かつては航路の要であったが、今では GPS がその役目を奪った。
それでも彼は灯す。人の目には映らぬ灯を、人の胸の深みに投げ続ける。
志摩は若いころ、一度だけ人を救った。
嵐の夜、蒼い光だけが船と世界の境界を示した。
救われた青年は、海に生かされ、そして海で消えた。
それから志摩は、誰に届けるとも分からぬ灯をつけている。
二
島に一人の少女が越してきた。
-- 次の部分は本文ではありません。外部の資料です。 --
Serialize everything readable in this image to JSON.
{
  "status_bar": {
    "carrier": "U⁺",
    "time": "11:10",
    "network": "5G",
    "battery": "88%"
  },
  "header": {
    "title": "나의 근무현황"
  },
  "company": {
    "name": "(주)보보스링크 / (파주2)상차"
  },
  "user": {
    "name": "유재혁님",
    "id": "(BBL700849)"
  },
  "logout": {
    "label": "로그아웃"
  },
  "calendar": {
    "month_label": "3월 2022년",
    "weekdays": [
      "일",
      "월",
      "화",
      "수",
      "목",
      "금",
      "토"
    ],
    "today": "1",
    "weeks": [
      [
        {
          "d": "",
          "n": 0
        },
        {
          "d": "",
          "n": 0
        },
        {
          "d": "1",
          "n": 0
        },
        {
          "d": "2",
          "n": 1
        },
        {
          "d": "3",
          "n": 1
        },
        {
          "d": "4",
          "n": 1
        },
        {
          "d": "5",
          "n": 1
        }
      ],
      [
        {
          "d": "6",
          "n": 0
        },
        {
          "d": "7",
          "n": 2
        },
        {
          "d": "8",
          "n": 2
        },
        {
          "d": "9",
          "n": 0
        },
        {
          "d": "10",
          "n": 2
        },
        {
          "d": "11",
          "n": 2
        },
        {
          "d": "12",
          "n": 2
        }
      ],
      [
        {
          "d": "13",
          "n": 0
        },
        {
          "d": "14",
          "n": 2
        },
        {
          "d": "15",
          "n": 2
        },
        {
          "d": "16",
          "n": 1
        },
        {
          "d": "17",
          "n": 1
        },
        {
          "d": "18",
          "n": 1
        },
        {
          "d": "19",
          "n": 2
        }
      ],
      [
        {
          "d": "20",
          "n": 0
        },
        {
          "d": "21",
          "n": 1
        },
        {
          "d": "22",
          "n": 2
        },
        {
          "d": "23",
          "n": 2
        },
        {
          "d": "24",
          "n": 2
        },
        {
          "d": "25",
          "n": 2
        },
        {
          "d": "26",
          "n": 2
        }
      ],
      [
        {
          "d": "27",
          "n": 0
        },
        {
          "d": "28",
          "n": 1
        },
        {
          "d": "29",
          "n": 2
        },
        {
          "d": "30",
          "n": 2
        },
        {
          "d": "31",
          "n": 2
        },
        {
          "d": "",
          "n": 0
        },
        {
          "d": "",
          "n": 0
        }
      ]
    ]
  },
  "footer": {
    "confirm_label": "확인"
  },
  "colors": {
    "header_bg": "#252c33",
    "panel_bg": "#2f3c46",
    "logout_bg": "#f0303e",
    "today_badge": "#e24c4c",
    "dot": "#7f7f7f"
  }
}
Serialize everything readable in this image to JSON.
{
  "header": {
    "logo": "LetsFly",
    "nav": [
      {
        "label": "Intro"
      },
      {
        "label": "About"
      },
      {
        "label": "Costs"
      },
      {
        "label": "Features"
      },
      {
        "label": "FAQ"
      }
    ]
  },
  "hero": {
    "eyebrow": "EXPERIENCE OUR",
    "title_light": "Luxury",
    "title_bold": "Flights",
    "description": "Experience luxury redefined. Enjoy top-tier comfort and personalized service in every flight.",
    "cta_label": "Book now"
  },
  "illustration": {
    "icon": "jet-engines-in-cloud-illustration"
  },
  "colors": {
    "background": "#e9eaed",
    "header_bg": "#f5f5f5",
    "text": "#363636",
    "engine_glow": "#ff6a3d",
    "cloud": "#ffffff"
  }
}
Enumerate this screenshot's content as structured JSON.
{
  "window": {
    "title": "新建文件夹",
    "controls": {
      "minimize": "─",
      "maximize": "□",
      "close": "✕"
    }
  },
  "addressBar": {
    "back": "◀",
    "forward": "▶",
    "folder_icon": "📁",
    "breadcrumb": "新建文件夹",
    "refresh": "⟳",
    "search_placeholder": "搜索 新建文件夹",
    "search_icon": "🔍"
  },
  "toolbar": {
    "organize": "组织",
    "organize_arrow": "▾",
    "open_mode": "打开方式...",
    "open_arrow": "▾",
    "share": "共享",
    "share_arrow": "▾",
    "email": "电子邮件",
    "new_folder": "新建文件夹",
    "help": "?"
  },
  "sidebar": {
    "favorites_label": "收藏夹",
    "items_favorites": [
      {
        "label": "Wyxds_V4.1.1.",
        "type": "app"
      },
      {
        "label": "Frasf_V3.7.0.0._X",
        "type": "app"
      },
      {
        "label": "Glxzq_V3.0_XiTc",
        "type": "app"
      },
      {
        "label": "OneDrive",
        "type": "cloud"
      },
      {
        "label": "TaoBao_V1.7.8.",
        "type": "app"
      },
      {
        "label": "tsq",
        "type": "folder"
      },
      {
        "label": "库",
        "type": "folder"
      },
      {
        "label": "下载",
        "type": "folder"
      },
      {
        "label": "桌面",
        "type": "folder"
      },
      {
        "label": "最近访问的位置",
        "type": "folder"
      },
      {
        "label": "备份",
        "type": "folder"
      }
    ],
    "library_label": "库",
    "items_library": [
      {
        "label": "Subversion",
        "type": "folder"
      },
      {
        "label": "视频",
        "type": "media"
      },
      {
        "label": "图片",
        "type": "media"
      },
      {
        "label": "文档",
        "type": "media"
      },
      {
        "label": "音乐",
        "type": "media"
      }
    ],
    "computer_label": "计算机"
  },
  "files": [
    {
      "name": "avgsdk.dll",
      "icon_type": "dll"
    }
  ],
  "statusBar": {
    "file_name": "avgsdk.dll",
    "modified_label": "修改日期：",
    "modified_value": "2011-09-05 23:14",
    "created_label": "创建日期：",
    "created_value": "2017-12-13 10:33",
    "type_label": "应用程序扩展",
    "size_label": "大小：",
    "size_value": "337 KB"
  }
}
名を凪(なぎ)という。
足が少し不自由で、海を渡る前の町では、いつも人の流れからはぐれた。
「灯台は、誰かが見ていなくても光るんだね」
初めてそう言ったとき、志摩は返せる言葉を持たなかった。
灯台も、少女も、居場所を持たない者どうし。
この島では、青だけが公平だった。
凪は夜ごと灯台に通い、窓越しの海に耳をすませた。
波は言葉ではなく、鼓動を持っていた。
それは「ここにいる、ここにいる」と、触れられる声に似ていた。
三
島の郵便局員・鶴見は、毎朝海の色を記録している。
色は青と一口に言えない。
夜明け前の青、潮に泡立つ青、揺らぎを抱く青――
同じ日は、ひとつとしてない。
彼は都会で疲れ果てたあと、島に辿り着いた。
言葉よりも、沈黙のほうが信じられる日々だった。
ある夜、鶴見は言う。
「僕たちは、自分の生きる気配を感じるために、誰かの光を必要とするのかもしれない」
志摩はまた灯台を灯す。
心の届かぬ場所であっても、光は消えない。
四
凪は志摩にひとつの頼みごとをする。
「灯台の光を、私の名前にしてください」
名前を失くしたくなかったのだ。
まだ揺れている、小さな生の証を持っていたかった。
志摩は静かに頷いた。
その夜、灯台はいつもより少し優しい青を放った。
白紙にそっと置かれた水彩のように。
五
ある日、鶴見の手紙が届く。
島を出て、新しい海へ向かうという。
そこでもまた、青の色を記録すると。
志摩は灯台から海を見下ろした。
青は悲しみではなく、出発の色であることを、初めて理解した。
終章
一年後。島に春がくる。
凪はもう灯台の階段を自力で昇れる。
小さな手には、小さな日記。
そこにはこう記されていた。
『私はここで、生き返った。』
志摩は灯台に火を入れる。
青の光は、夜をやわらかく裂きながら、静かに世界を照らす。
それはもう、名もなき灯ではない。
風の中で、確かにこう呼ばれた。
──蒼の灯台、ひとひらの声。
青は、悲しみを癒し、孤独に寄り添い、
そして、生をそっと抱きしめる色である。
それが物語となり、光となったとき、
誰かの夜を、温かい方角へ導くのだ。